For the collector, it is a new, exciting member of their family. For the Gallery owner, it is a very bittersweet parting, one which I do not particularly enjoy. This was very difficult for me recently, when I sold a signed, limited edition print by one of my favorite Hopi artists, David Dewangyumptewa. I had purchased the print from David at an art show in 1988, when my mother and I were wandering about. Something about his art – the colors, the motion, the vibrancy of the figures – really caught my eye, and I immediately brought it home. For the past 27 years, it has been with me every day, when I start the day with the first cup of coffee. That is the second work by this artist I have sold this month.
Often, the artists also have this bittersweet moment when they sell one of their works of art. One and a half years ago, Michael and I were walking through a large artist fair in the city where we live, and we saw a booth set up by a Hopi bronze sculptor, Kim Seyesnem Obrzut. One of her bronzes, A Place Where the Butterflies Land, immediately touched my heart. Michael steered me over to a nearby park bench, where we sat and admired her work for an hour or so. But that one piece kept calling out to me. So, of course, I talked with Kim and her daughter Crystal, and arranged to purchase the piece
This year, when Kim returned to our art show, I purchased a much smaller piece, Spirit of Creation, but still a very beautiful and evocative one. I also saw a new, large piece she had just finished, the Matriarch. I told Kim that I would purchase the Matriarch if I could find a forever home for A Place Where the Butterflies Land, and she was astonished that I would part with the Butterflies, given that I was almost in tears when I saw it for the first time in the prior year. But I said, yes, as a Gallery owner, I have to be able to give my pieces an opportunity to go to forever homes, even if it is a painful parting.
Having said that, the Matriarch never left my mind. Later in the fall, we were in Prescott at the Phippen Museum art show, knowing that Kim would be exhibiting at that show. I made a beeline for her tent, and without any hesitation, purchased the Matriarch. Fortunately, Kim ships her items, as this one weighs in at about 70 pounds and is about 3 feet tall. So now I have three beautiful pieces by Kim, and I love all of my children, but I know some day one or more will go away to forever homes. And it will be bittersweet.
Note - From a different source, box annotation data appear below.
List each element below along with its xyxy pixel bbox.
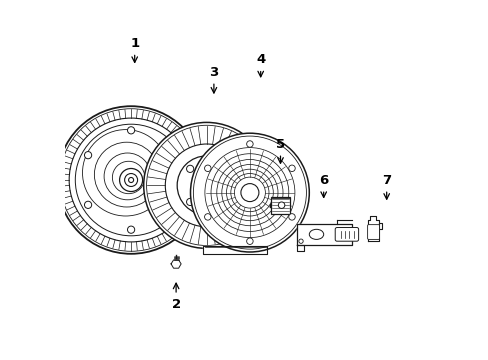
- Text: 5: 5: [275, 138, 285, 163]
- Circle shape: [204, 165, 211, 172]
- Circle shape: [216, 195, 225, 204]
- Circle shape: [143, 122, 269, 248]
- Polygon shape: [296, 245, 303, 251]
- FancyBboxPatch shape: [271, 197, 289, 214]
- Polygon shape: [337, 220, 352, 224]
- Circle shape: [120, 168, 142, 192]
- Text: 3: 3: [209, 66, 218, 93]
- FancyBboxPatch shape: [367, 225, 379, 239]
- Circle shape: [177, 156, 236, 215]
- Circle shape: [193, 172, 220, 199]
- Ellipse shape: [309, 229, 323, 239]
- Circle shape: [170, 152, 177, 159]
- Text: 1: 1: [130, 37, 139, 62]
- Circle shape: [190, 133, 309, 252]
- Circle shape: [186, 165, 193, 172]
- Polygon shape: [203, 246, 266, 254]
- Circle shape: [246, 238, 253, 244]
- Circle shape: [170, 201, 177, 208]
- Circle shape: [288, 214, 295, 220]
- Circle shape: [128, 177, 133, 183]
- Circle shape: [288, 165, 295, 172]
- Circle shape: [186, 198, 193, 206]
- Polygon shape: [171, 260, 181, 268]
- Circle shape: [204, 213, 211, 220]
- Text: 7: 7: [381, 174, 390, 199]
- Circle shape: [84, 152, 91, 159]
- Text: 4: 4: [256, 53, 265, 77]
- Circle shape: [127, 226, 134, 233]
- Circle shape: [219, 165, 226, 172]
- Polygon shape: [367, 216, 379, 241]
- Circle shape: [127, 127, 134, 134]
- Circle shape: [278, 202, 284, 208]
- Circle shape: [57, 106, 204, 254]
- Polygon shape: [296, 224, 352, 245]
- Circle shape: [219, 198, 226, 206]
- Circle shape: [298, 239, 303, 243]
- Circle shape: [246, 141, 253, 147]
- Text: 2: 2: [171, 283, 180, 311]
- Circle shape: [84, 201, 91, 208]
- FancyBboxPatch shape: [335, 228, 358, 241]
- Text: 6: 6: [319, 174, 327, 197]
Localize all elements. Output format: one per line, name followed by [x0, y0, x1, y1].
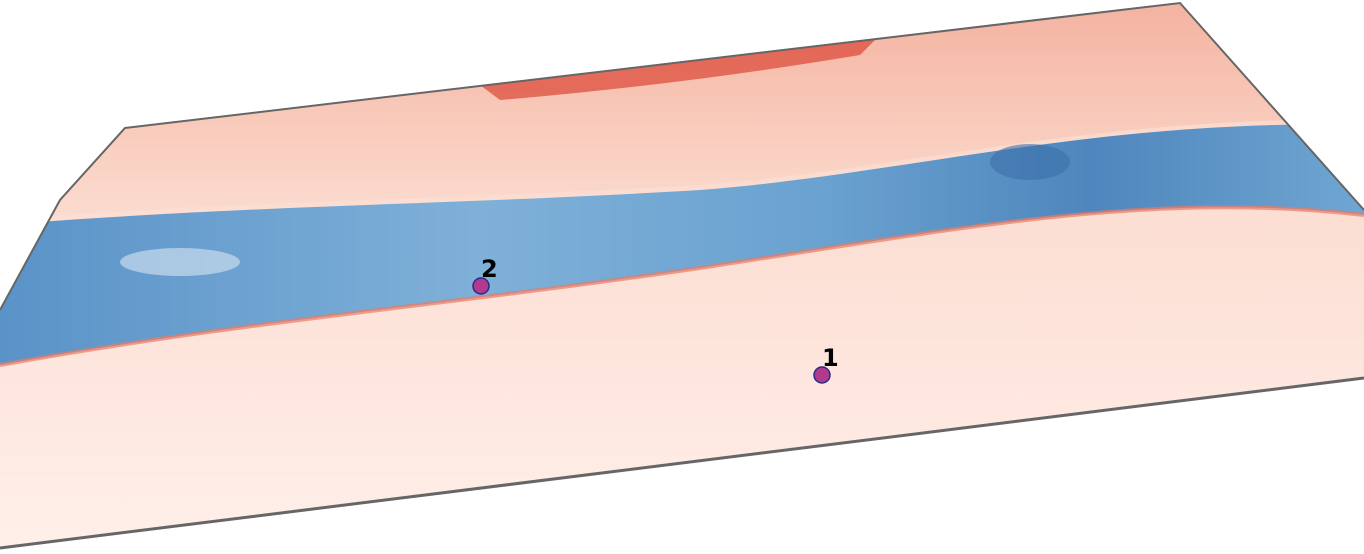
deep-pool	[990, 144, 1070, 180]
bank-edge	[0, 205, 1364, 367]
river	[0, 124, 1364, 365]
marker[interactable]	[472, 277, 490, 295]
shallow	[120, 248, 240, 276]
marker-label: 1	[822, 344, 839, 372]
marker-label: 2	[481, 255, 498, 283]
plate-edge	[0, 376, 1364, 550]
marker[interactable]	[813, 366, 831, 384]
plate-edge	[0, 1, 1364, 311]
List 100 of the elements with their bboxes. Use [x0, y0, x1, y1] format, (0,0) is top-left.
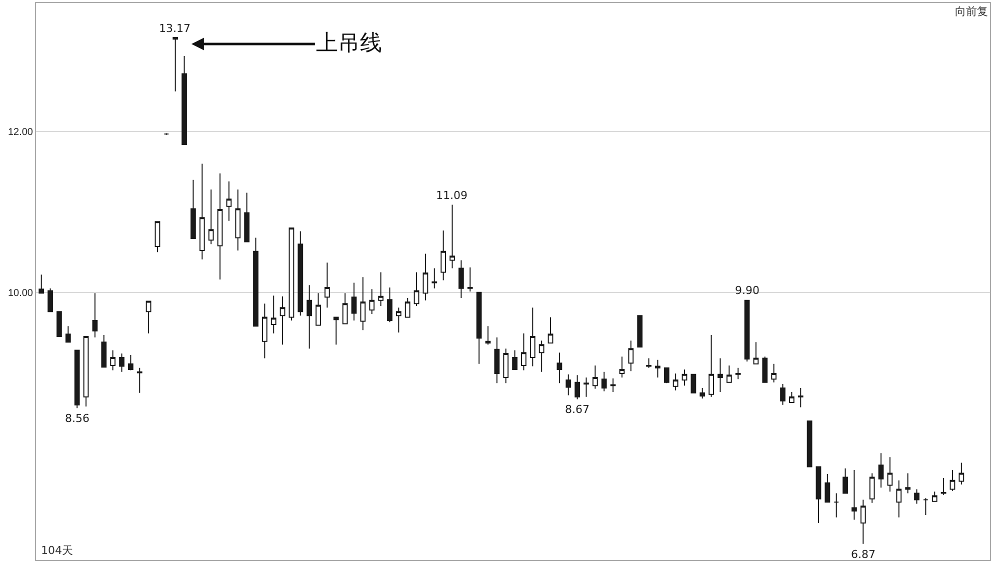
- candlestick: [396, 307, 402, 334]
- candlestick: [56, 311, 62, 338]
- candlestick: [806, 420, 812, 468]
- candlestick: [887, 456, 893, 492]
- candlestick: [940, 478, 946, 496]
- candlestick: [566, 374, 572, 396]
- candlestick: [700, 388, 706, 399]
- y-tick-label: 12.00: [8, 127, 34, 138]
- candlestick: [816, 466, 822, 524]
- candlestick: [182, 56, 187, 145]
- candlestick: [119, 352, 124, 372]
- candlestick: [253, 237, 258, 327]
- candlestick: [619, 356, 625, 378]
- candlestick: [601, 371, 607, 392]
- candlestick: [708, 334, 714, 398]
- annotation: 向前复: [955, 5, 988, 18]
- candlestick: [637, 315, 643, 348]
- candlestick: [789, 392, 794, 403]
- candlestick: [628, 340, 634, 372]
- y-tick-label: 10.00: [8, 288, 34, 299]
- candlestick: [217, 172, 223, 280]
- candlestick: [298, 230, 304, 316]
- annotation: 8.67: [565, 403, 590, 416]
- candlestick: [798, 388, 804, 408]
- candlestick: [548, 316, 554, 344]
- candlestick: [494, 336, 500, 384]
- candlestick: [136, 367, 142, 394]
- candlestick: [190, 179, 196, 239]
- candlestick: [646, 358, 652, 368]
- annotation: 9.90: [735, 284, 760, 297]
- annotation: 8.56: [65, 412, 90, 425]
- candlestick: [476, 292, 482, 364]
- candlestick: [235, 188, 241, 252]
- candlestick: [530, 307, 536, 367]
- candlestick: [262, 303, 268, 359]
- candlestick: [324, 262, 330, 308]
- candlestick: [440, 230, 446, 281]
- candlestick: [128, 354, 134, 371]
- candlestick: [682, 369, 688, 386]
- candlestick: [422, 253, 428, 301]
- candlestick: [48, 288, 53, 312]
- candlestick: [208, 188, 214, 245]
- candlestick: [718, 358, 723, 393]
- candlestick: [690, 374, 696, 394]
- candlestick: [672, 373, 678, 391]
- candlestick: [878, 452, 884, 488]
- candlestick: [83, 336, 89, 407]
- candlestick: [172, 37, 178, 92]
- candlestick: [842, 468, 848, 494]
- candlestick: [824, 474, 830, 503]
- candlestick: [923, 498, 928, 516]
- candlestick: [556, 352, 562, 384]
- annotation: 11.09: [436, 189, 468, 202]
- candlestick: [226, 180, 232, 222]
- candlestick: [655, 359, 660, 378]
- candlestick: [584, 377, 589, 398]
- candlestick: [65, 326, 71, 343]
- candlestick: [538, 340, 544, 372]
- candlestick: [164, 132, 170, 136]
- candlestick: [485, 326, 491, 346]
- candlestick: [467, 266, 473, 292]
- candlestick: [414, 272, 420, 307]
- candlestick: [199, 163, 205, 260]
- candlestick: [110, 350, 116, 371]
- annotation: 13.17: [159, 22, 190, 35]
- candlestick: [512, 350, 518, 370]
- candlestick: [432, 268, 438, 289]
- candlestick: [932, 491, 938, 502]
- candlestick: [369, 288, 375, 315]
- candlestick: [896, 480, 902, 518]
- candlestick: [92, 292, 98, 338]
- candlestick: [905, 472, 911, 494]
- candlestick: [950, 469, 956, 492]
- annotation: 6.87: [851, 548, 876, 561]
- candlestick: [450, 204, 455, 269]
- candlestick: [869, 472, 875, 504]
- candlestick: [744, 300, 750, 362]
- candlestick: [288, 228, 294, 321]
- candlestick: [458, 260, 464, 298]
- candlestick: [316, 292, 321, 326]
- candlestick: [574, 374, 580, 400]
- candlestick: [333, 316, 339, 346]
- candlestick: [342, 292, 348, 324]
- candlestick: [306, 284, 312, 350]
- candlestick: [387, 287, 392, 323]
- candlestick: [834, 492, 840, 518]
- candlestick: [74, 350, 80, 409]
- candlestick: [610, 378, 616, 393]
- candlestick: [521, 332, 526, 371]
- candlestick: [244, 192, 250, 242]
- candlestick: [860, 499, 866, 544]
- candlestick: [270, 295, 276, 334]
- candlestick: [958, 462, 964, 485]
- candlestick: [753, 342, 759, 364]
- candlestick: [503, 348, 509, 384]
- candlestick: [852, 469, 857, 520]
- candlestick: [101, 334, 107, 368]
- candlestick: [154, 221, 160, 253]
- candlestick: [914, 488, 920, 504]
- candlestick: [726, 364, 732, 383]
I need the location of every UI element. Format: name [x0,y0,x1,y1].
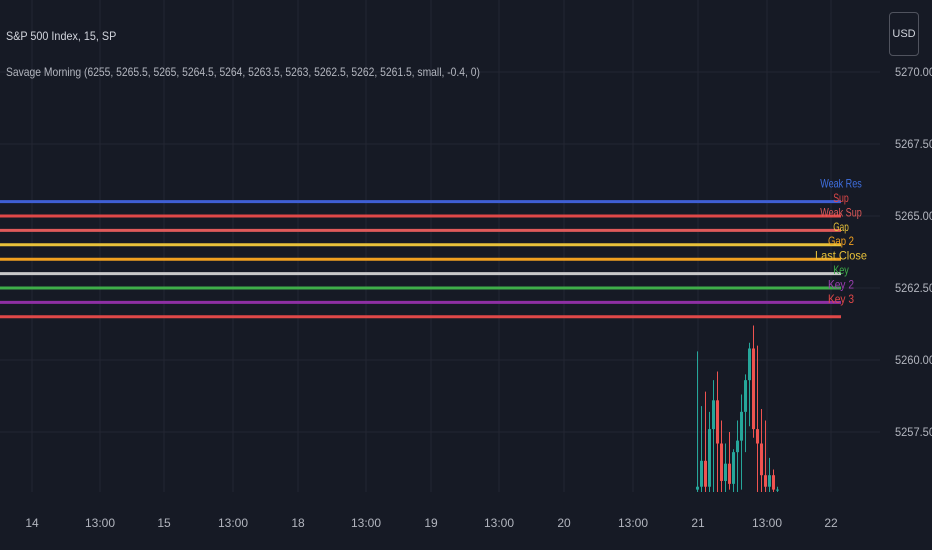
level-label-1: Weak Res [820,177,862,191]
time-tick-label: 20 [557,516,571,530]
time-tick-label: 15 [157,516,171,530]
candle-body [756,429,759,444]
time-tick-label: 13:00 [484,516,514,530]
symbol-title[interactable]: S&P 500 Index, 15, SP [6,29,117,43]
time-tick-label: 21 [691,516,705,530]
candle-body [740,411,743,441]
candle-body [736,440,739,453]
price-tick-label: 5262.50 [895,281,932,295]
time-tick-label: 13:00 [218,516,248,530]
time-tick-label: 13:00 [351,516,381,530]
price-tick-label: 5267.50 [895,137,932,151]
price-tick-label: 5260.00 [895,353,932,367]
currency-button[interactable]: USD [889,12,919,56]
candle-body [752,348,755,430]
time-tick-label: 18 [291,516,305,530]
candle-body [772,475,775,490]
price-tick-label: 5265.00 [895,209,932,223]
price-axis[interactable]: 5257.50 5260.00 5262.50 5265.00 5267.50 5270.… [895,65,932,439]
level-label-8: Key 2 [828,277,854,291]
candle-body [760,443,763,476]
level-label-4: Gap [833,220,849,234]
level-label-6: Last Close [815,249,867,263]
candle-body [708,429,711,487]
time-tick-label: 14 [25,516,39,530]
time-tick-label: 13:00 [85,516,115,530]
time-tick-label: 19 [424,516,438,530]
level-label-3: Weak Sup [820,205,862,219]
candle-body [712,400,715,430]
level-label-7: Key [833,263,849,277]
candle-body [700,460,703,487]
candles [696,325,779,492]
candle-body [696,486,699,490]
candle-body [724,463,727,481]
time-axis[interactable]: 14 13:00 15 13:00 18 13:00 19 13:00 20 13:00 21 13:… [25,516,838,530]
candle-body [728,463,731,484]
level-label-2: Sup [833,191,849,205]
candle-body [720,443,723,481]
candle-body [764,475,767,487]
level-lines [0,200,841,319]
candle-body [704,460,707,487]
time-tick-label: 13:00 [752,516,782,530]
level-label-9: Key 3 [828,292,854,306]
candle-body [744,380,747,412]
candle-body [748,348,751,381]
time-tick-label: 13:00 [618,516,648,530]
price-tick-label: 5257.50 [895,425,932,439]
candle-body [768,475,771,487]
price-tick-label: 5270.00 [895,65,932,79]
indicator-legend[interactable]: Savage Morning (6255, 5265.5, 5265, 5264… [6,65,480,79]
candle-body [716,400,719,444]
time-tick-label: 22 [824,516,838,530]
level-label-5: Gap 2 [828,234,854,248]
candle-body [732,452,735,484]
candle-body [776,489,779,491]
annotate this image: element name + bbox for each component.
I’ve talked about this with other Gallery owners, people I respect like Al Anthony, Lyn Fox, Robert Nichols, and Mark Sublette. They each tell the same story. Gallery owners are in this business because they love the art and the artists, and their souls are enriched greatly by being able to support the artists and to temporarily be caretakers of their art. As one of my friends said recently, “It certainly isn’t for the money, as most Gallery owners are quite far from rich.” The love of the art, and the wonderful relationships I am building with the artists, are very rewarding. The art tells a story, and we just have to listen carefully to hear what it conveys. And when an artist passes on, their stories and their legacies remain. Gallery owners are custodians and caretakers of the art and the stories, seeking just the right forever home for the works of art. But it is such a bittersweet profession.